As of March 1, 2026, there were 381,405 permits issued to carry openly or concealed in Minnesota.
- The county sheriff must either issue or deny a permit within 30 days of the application date.
- New and renewal permits are valid for five (5) years from the date of issuance. Emergency permits are valid for 30 days.
- Landlords may not restrict the lawful carry or possession of firearms by tenants or their guests.
- Private establishments can ban any firearms and must post a legal notice banning guns on their premises or personally notify patrons that guns are not allowed. (624.714 Subd. 17.b1)
- Sheriff's departments which wrongfully deny an applicant (as determined by the courts) are responsible for reimbursing legal fees incurred by applicant.

===Restrictions===

- Must be a citizen or permanent resident of the United States
- Must complete an application
- Must not be prohibited from possessing a firearm under Minnesota Statute 624.714 (Criminal background & mental health history check)
- Must not be listed in the criminal gang investigation system
- If a Minnesota resident, must reside in the county in which the application for a permit is made; non-residents may apply to any Minnesota county sheriff.
- Must present evidence of training in the safe use of a pistol. (Training completed within one year of an original or renewal application. – 624.714, Subd. 2a)

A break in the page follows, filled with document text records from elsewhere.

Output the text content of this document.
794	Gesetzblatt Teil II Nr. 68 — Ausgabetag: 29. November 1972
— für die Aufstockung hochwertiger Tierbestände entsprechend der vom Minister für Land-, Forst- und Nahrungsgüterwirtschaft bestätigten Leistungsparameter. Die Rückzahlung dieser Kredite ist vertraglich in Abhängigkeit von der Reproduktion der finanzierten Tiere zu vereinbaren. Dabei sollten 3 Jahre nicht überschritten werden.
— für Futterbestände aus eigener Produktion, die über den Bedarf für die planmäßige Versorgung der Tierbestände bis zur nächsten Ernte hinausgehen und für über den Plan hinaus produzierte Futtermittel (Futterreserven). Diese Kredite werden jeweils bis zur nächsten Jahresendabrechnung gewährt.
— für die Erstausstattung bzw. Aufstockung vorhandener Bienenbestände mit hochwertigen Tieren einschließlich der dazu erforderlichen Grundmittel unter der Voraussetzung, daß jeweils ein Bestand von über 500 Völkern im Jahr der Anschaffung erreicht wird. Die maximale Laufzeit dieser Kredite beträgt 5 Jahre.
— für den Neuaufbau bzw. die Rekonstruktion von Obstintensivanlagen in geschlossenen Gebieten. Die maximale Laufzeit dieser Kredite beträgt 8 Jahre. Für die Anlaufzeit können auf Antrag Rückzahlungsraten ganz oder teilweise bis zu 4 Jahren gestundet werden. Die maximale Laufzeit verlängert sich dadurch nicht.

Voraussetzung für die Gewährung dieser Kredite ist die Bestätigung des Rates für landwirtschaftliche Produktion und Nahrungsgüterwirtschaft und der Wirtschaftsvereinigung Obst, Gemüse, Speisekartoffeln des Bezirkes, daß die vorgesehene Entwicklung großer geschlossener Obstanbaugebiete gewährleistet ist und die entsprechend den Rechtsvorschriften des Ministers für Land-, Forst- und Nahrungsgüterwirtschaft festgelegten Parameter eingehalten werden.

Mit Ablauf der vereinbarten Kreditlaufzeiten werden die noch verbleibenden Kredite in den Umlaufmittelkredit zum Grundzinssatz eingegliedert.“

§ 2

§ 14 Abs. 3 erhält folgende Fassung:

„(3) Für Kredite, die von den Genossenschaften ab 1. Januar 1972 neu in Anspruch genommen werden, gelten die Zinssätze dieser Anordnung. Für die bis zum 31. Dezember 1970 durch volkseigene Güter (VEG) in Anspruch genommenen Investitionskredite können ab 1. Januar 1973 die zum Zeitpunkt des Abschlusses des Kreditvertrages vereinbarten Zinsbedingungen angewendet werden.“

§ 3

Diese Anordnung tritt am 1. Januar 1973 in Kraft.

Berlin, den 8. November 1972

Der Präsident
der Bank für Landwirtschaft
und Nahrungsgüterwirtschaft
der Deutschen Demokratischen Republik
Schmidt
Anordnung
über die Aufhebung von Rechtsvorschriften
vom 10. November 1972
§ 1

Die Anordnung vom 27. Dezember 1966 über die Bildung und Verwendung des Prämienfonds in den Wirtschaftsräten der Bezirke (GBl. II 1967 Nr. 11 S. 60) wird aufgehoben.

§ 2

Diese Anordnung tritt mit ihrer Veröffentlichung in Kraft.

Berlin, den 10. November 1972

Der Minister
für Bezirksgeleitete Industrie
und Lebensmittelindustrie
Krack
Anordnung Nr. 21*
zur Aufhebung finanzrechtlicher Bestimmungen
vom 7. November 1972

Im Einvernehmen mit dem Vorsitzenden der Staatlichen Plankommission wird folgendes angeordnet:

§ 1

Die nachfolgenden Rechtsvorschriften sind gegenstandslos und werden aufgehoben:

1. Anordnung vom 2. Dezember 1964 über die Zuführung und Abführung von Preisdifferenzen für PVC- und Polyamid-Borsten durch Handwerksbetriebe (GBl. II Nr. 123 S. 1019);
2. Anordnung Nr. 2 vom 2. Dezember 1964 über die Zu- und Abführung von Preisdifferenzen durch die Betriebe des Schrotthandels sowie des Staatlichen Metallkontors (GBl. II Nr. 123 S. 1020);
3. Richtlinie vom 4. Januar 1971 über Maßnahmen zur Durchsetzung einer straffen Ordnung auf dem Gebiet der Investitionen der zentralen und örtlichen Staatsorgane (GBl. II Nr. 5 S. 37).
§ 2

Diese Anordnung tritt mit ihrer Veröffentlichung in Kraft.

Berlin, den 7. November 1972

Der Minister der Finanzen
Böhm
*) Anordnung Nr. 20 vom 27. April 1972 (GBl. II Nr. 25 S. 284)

===Places Prohibited by statute===

- K-12 School property (Note: Public colleges and universities may make administrative policies prohibiting the carry of firearms by students and employees. However, such policies are not laws and do not have the authority of laws, nor may peace officers enforce such policies under the color of law.) (Note: With the exception of religious organizations, no public or private entity may prohibit the carry or storage of firearms within vehicles in parking lots.) (Note: The carrying of firearms on school and day care facility property is allowed with written permission from the principal or other person in general control of the school, or the director of a child care center. Exiting a vehicle with a firearm is only allowed to place the firearm in the trunk of the vehicle, unless written permission has been received.)
- A childcare center while children are present
- State correctional facilities or state hospitals and grounds (MN Statute 243.55)
- Any jail, lockup or correctional facility (MN Statute 641.165)
- Courthouse complexes, unless the sheriff is notified (Note: In 2015, this notification became automatic with the issuance of a permit.)
- Offices and courtrooms of the Minnesota Supreme Court and Court of Appeals
- In federal court facilities or other federal facilities (Title 18 U.S.C.§ 930)
Minnesota is a "shall issue" state for Permit(s) to Carry a Pistol openly or concealed.

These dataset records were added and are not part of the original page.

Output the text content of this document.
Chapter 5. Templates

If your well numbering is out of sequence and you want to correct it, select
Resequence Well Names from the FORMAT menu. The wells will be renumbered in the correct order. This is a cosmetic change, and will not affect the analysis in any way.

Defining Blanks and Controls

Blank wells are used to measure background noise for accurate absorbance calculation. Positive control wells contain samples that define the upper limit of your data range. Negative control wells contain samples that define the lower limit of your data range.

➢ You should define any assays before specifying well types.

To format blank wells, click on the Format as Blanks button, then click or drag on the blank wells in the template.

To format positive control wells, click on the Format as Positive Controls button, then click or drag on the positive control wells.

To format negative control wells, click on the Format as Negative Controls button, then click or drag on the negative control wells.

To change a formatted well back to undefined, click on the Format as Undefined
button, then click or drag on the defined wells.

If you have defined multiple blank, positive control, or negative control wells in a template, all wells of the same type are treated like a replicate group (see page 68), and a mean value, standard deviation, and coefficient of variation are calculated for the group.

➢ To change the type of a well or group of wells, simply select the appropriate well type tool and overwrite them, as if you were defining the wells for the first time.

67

Some counties have adopted Second Amendment sanctuary resolutions.

== Sales ==

=== Private sales ===
There are private seller regulations in Minnesota. Private sales do require a background check.

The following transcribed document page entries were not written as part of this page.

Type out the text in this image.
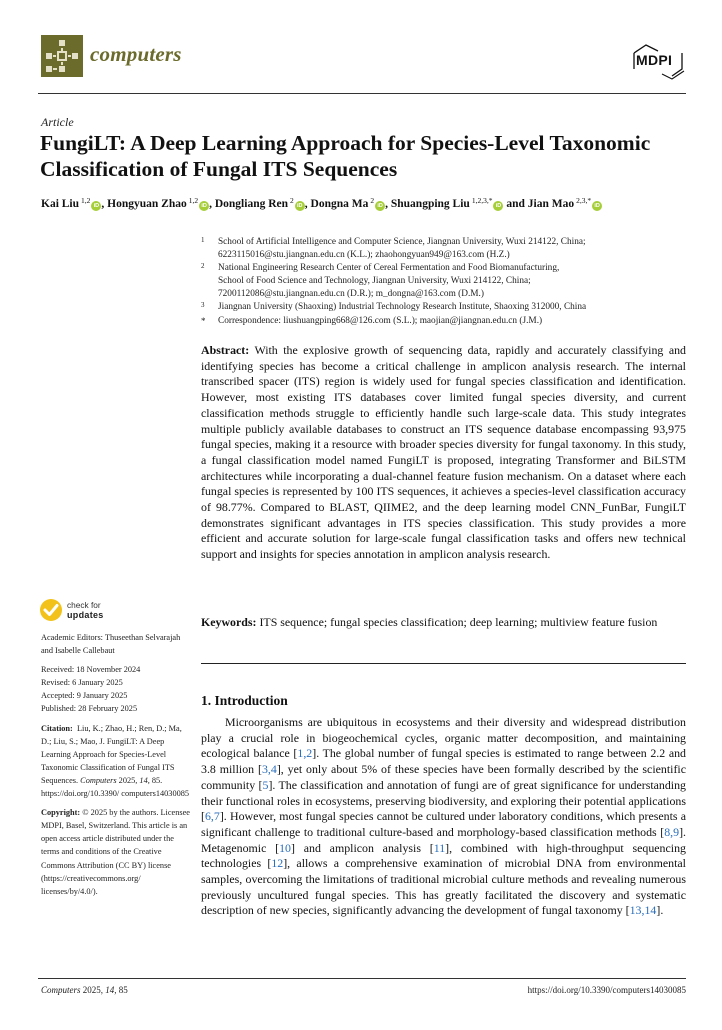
computers	MDPI
Article
FungiLT: A Deep Learning Approach for Species-Level Taxonomic Classification of Fungal ITS Sequences
Kai Liu $^{1,2}$iD , Hongyuan Zhao $^{1,2}$iD , Dongliang Ren $^2$iD , Dongna Ma $^2$iD , Shuangping Liu $^{1,2,3,*}$iD and Jian Mao $^{2,3,*}$iD
1 School of Artificial Intelligence and Computer Science, Jiangnan University, Wuxi 214122, China;
6223115016@stu.jiangnan.edu.cn (K.L.); zhaohongyuan949@163.com (H.Z.)
2 National Engineering Research Center of Cereal Fermentation and Food Biomanufacturing,
School of Food Science and Technology, Jiangnan University, Wuxi 214122, China;
7200112086@stu.jiangnan.edu.cn (D.R.); m_dongna@163.com (D.M.)
3 Jiangnan University (Shaoxing) Industrial Technology Research Institute, Shaoxing 312000, China
* Correspondence: liushuangping668@126.com (S.L.); maojian@jiangnan.edu.cn (J.M.)
Abstract: With the explosive growth of sequencing data, rapidly and accurately classifying and identifying species has become a critical challenge in amplicon analysis research. The internal transcribed spacer (ITS) region is widely used for fungal species classification and identification. However, most existing ITS databases cover limited fungal species diversity, and current classification methods struggle to efficiently handle such large-scale data. This study integrates multiple publicly available databases to construct an ITS sequence database encompassing 93,975 fungal species, making it a resource with broader species diversity for fungal taxonomy. In this study, a fungal classification model named FungiLT is proposed, integrating Transformer and BiLSTM architectures while incorporating a dual-channel feature fusion mechanism. On a dataset where each fungal species is represented by 100 ITS sequences, it achieves a species-level classification accuracy of 98.77%. Compared to BLAST, QIIME2, and the deep learning model CNN_FunBar, FungiLT demonstrates significant advantages in ITS species classification. This study provides a more efficient and accurate solution for large-scale fungal classification tasks and offers new technical support and insights for species annotation in amplicon analysis research.
Keywords: ITS sequence; fungal species classification; deep learning; multiview feature fusion
check for
updates
Academic Editors: Thuseethan Selvarajah and Isabelle Callebaut
Received: 18 November 2024
Revised: 6 January 2025
Accepted: 9 January 2025
Published: 28 February 2025
Citation: Liu, K.; Zhao, H.; Ren, D.; Ma, D.; Liu, S.; Mao, J. FungiLT: A Deep Learning Approach for Species-Level Taxonomic Classification of Fungal ITS Sequences. Computers 2025, 14, 85. https://doi.org/10.3390/ computers14030085
Copyright: © 2025 by the authors. Licensee MDPI, Basel, Switzerland. This article is an open access article distributed under the terms and conditions of the Creative Commons Attribution (CC BY) license (https://creativecommons.org/ licenses/by/4.0/).
1. Introduction
Microorganisms are ubiquitous in ecosystems and their diversity and widespread distribution play a crucial role in biogeochemical cycles, organic matter decomposition, and maintaining ecological balance [1,2]. The global number of fungal species is estimated to range between 2.2 and 3.8 million [3,4], yet only about 5% of these species have been formally described by the scientific community [5]. The classification and annotation of fungi are of great significance for understanding their functional roles in ecosystems, preserving biodiversity, and exploring their potential applications [6,7]. However, most fungal species cannot be cultured under laboratory conditions, which presents a significant challenge to traditional culture-based and morphology-based classification methods [8,9]. Metagenomic [10] and amplicon analysis [11], combined with high-throughput sequencing technologies [12], allows a comprehensive examination of microbial DNA from environmental samples, overcoming the limitations of traditional microbial culture methods and revealing numerous previously uncultured fungal species. This has greatly facilitated the discovery and systematic description of new species, significantly advancing the development of fungal taxonomy [13,14].
Computers 2025, 14, 85	https://doi.org/10.3390/computers14030085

A private seller is guilty of a gross misdemeanor if a private transfer is made to a prohibited person, who can be reasonably suspected as a prohibited person, who then uses or possesses the firearm during the commission of a felony crime of violence within one year of the transfer.

=== Gun shows ===
All federally licensed firearms dealers must perform background checks at gun shows.